Modern research is more and more data driven. In theory, the data could be reused. But often when reusing existing data the unclear legal aspects, such as missing or undefined licensing terms, hinders researchers and the progress of their research projects. When datasets are compiled out of multiple datasets, provenance and especially legal status of the resulting data can be hard to infer, more so for large datasets. Thus, the resulting complexity slows or even prevents research. (Research) Software faces the same problems. To make data more accessible and more reusable and thus FAIR, the complexity should be reduced as much as possible to allow researchers to focus on their actual research projects instead of just researching licensing.
The legal challenges researchers face in their work are manifold: Is the reuse of existing data allowed? Do the terms fit the intended purposes of the research project? When writing software, what libraries can they use and in which way? Publishing either data or software is even more complex due to the influence of dependencies on license choice.There are many follow-up questions depending on the specific use cases. There could be special requirements for a data use agreement which are not covered by standard licenses. There could be terms and conditions which exclude text and data mining or limit the use of data to a certain geographical area.
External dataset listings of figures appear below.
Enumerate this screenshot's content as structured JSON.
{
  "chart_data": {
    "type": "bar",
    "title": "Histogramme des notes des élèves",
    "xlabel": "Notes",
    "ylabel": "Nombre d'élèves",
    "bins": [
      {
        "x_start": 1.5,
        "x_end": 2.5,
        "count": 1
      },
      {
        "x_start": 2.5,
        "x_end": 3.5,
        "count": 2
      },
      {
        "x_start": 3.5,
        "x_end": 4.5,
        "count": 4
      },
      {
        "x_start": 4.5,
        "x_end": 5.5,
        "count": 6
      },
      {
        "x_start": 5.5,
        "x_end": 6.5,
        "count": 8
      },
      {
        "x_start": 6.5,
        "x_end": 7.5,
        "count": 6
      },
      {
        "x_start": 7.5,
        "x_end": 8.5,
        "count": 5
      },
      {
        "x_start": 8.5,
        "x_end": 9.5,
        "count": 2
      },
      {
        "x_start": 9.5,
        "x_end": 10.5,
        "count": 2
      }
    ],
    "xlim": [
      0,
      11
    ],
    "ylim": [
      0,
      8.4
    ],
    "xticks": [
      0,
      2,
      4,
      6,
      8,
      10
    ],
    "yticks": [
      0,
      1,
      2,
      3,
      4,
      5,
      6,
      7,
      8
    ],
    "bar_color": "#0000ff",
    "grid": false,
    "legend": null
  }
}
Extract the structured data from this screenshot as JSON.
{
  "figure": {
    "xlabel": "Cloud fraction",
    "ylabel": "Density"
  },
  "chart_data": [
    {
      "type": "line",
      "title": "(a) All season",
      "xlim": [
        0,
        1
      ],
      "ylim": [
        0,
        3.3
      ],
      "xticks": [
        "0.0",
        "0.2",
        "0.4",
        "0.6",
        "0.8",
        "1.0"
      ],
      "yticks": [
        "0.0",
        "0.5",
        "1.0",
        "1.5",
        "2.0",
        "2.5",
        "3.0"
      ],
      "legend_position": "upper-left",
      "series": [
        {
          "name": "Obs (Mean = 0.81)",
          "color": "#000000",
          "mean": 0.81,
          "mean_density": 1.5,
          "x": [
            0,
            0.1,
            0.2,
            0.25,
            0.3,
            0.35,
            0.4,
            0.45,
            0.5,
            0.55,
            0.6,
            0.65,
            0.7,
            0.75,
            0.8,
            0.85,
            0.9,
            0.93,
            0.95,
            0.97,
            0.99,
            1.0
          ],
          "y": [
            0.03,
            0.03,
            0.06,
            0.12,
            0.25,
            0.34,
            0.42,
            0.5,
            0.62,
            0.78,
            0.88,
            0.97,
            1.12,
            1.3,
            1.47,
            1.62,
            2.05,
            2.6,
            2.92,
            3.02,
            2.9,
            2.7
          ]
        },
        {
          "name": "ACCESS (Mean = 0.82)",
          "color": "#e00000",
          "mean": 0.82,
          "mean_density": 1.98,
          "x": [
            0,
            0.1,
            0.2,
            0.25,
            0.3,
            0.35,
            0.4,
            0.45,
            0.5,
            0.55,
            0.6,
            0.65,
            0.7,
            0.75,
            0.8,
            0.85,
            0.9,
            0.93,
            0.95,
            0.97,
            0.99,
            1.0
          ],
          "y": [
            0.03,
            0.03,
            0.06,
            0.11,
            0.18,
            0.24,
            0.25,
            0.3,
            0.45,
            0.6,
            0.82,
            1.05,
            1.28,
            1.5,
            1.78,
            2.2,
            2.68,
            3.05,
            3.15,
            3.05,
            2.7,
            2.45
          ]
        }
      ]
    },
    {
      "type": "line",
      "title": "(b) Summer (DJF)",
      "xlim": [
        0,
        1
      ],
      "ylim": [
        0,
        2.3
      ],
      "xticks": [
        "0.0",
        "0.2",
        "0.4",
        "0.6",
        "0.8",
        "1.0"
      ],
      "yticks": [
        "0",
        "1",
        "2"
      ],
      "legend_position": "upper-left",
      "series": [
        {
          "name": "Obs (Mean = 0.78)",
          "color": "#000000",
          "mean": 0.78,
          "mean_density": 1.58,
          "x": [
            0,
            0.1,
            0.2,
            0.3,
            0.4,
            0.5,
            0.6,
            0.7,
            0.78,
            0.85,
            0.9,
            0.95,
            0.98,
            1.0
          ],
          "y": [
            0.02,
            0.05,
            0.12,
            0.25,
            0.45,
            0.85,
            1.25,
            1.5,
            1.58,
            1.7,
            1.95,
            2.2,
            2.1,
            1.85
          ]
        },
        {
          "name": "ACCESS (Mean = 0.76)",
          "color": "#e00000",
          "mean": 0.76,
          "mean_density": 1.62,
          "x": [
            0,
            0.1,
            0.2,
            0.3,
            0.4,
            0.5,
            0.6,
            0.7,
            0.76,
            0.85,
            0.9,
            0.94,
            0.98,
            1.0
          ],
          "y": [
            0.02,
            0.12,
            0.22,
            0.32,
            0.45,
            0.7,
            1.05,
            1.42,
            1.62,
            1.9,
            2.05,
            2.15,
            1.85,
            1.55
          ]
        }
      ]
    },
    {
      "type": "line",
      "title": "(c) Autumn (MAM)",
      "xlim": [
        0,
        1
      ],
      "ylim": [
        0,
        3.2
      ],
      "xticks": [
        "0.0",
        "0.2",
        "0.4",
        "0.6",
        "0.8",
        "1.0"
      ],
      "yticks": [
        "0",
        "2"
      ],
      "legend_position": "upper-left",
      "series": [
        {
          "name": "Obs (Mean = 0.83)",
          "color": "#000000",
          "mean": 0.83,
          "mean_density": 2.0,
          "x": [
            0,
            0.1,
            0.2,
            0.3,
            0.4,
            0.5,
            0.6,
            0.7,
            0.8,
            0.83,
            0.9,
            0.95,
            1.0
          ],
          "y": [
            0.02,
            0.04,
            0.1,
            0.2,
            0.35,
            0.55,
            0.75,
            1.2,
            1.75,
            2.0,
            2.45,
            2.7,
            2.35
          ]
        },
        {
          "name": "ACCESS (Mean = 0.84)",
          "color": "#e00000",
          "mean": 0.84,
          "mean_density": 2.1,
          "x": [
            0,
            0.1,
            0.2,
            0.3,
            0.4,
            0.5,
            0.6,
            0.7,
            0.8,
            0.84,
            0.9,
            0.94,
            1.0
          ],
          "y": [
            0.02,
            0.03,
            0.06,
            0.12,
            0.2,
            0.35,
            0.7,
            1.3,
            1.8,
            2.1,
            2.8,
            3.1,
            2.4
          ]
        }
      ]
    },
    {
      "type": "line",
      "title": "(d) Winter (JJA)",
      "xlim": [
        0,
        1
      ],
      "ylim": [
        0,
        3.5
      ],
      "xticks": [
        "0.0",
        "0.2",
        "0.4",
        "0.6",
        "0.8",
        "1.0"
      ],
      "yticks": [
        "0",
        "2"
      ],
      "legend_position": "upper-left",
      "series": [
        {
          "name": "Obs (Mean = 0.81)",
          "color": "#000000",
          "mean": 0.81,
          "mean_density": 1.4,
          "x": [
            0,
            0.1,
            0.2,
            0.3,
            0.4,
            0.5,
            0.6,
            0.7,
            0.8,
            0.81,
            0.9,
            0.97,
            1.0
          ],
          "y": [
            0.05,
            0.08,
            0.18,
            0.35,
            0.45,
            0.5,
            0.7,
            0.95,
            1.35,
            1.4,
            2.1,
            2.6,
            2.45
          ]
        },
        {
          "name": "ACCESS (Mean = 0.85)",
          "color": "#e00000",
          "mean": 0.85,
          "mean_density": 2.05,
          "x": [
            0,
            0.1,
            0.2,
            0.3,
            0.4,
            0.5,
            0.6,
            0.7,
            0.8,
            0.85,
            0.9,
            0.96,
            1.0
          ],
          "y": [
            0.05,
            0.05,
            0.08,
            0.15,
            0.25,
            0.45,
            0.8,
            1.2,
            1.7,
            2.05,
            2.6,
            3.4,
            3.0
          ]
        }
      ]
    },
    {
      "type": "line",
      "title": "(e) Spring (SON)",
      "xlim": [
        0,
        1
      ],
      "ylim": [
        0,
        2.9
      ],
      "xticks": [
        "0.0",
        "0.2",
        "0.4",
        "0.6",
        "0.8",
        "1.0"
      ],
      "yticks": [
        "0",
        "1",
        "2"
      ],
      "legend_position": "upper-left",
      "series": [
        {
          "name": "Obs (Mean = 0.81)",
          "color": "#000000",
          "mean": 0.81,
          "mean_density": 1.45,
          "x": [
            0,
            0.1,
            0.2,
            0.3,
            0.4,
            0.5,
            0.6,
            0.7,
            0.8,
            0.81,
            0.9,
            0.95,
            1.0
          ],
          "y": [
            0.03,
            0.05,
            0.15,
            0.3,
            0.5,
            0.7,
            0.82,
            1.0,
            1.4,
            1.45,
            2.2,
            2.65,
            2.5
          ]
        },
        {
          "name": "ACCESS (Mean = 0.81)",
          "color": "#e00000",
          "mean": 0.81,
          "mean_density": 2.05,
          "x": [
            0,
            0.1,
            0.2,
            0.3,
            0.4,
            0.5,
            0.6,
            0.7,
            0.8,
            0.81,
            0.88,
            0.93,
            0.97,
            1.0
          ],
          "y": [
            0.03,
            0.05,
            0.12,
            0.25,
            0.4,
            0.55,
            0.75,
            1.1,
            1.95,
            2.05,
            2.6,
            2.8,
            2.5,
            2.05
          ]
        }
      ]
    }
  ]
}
All that while terms should be respected as much as possible and even European regulation partially requiring machine-interpretable terms in data spaces.
The Working Group on Licensing and Rule Automation (WG LARA) aims to address these problems with automating as much of the process as possible while building on existing solutions. Such solutions include the LicenseChecker for evaluating legal implications of software dependencies or the ODRL Builder to easily create machine-interpretable licensing terms along a human-readable version of the terms, but there are also many more. Yet those tools are neither widely adapted nor used. Being part of the NFDI Section ELSA we want to raise awareness and adoption of these and newer tools. Currently the Working Group focuses on checking the dependencies for software projects and creating custom data usage agreements for data in both a machine- and human-readable representation. The machine-readable version builds on the ODRL Standard. With using this standard we ensure that the legal information can easily be used by platforms and in automated or agentic tasks. We want to integrate our solutions with each other and also into existing data-management frameworks like FAIR Digital Objects (FDOs).
A few things are out of scope, however. This includes checking whether the claimed rights regarding the data or software really exist, as this task is nearly impossible to automate and usually needs input from a legal expert. We also do not aim to develop new standard licenses or propose a solution for enforcement.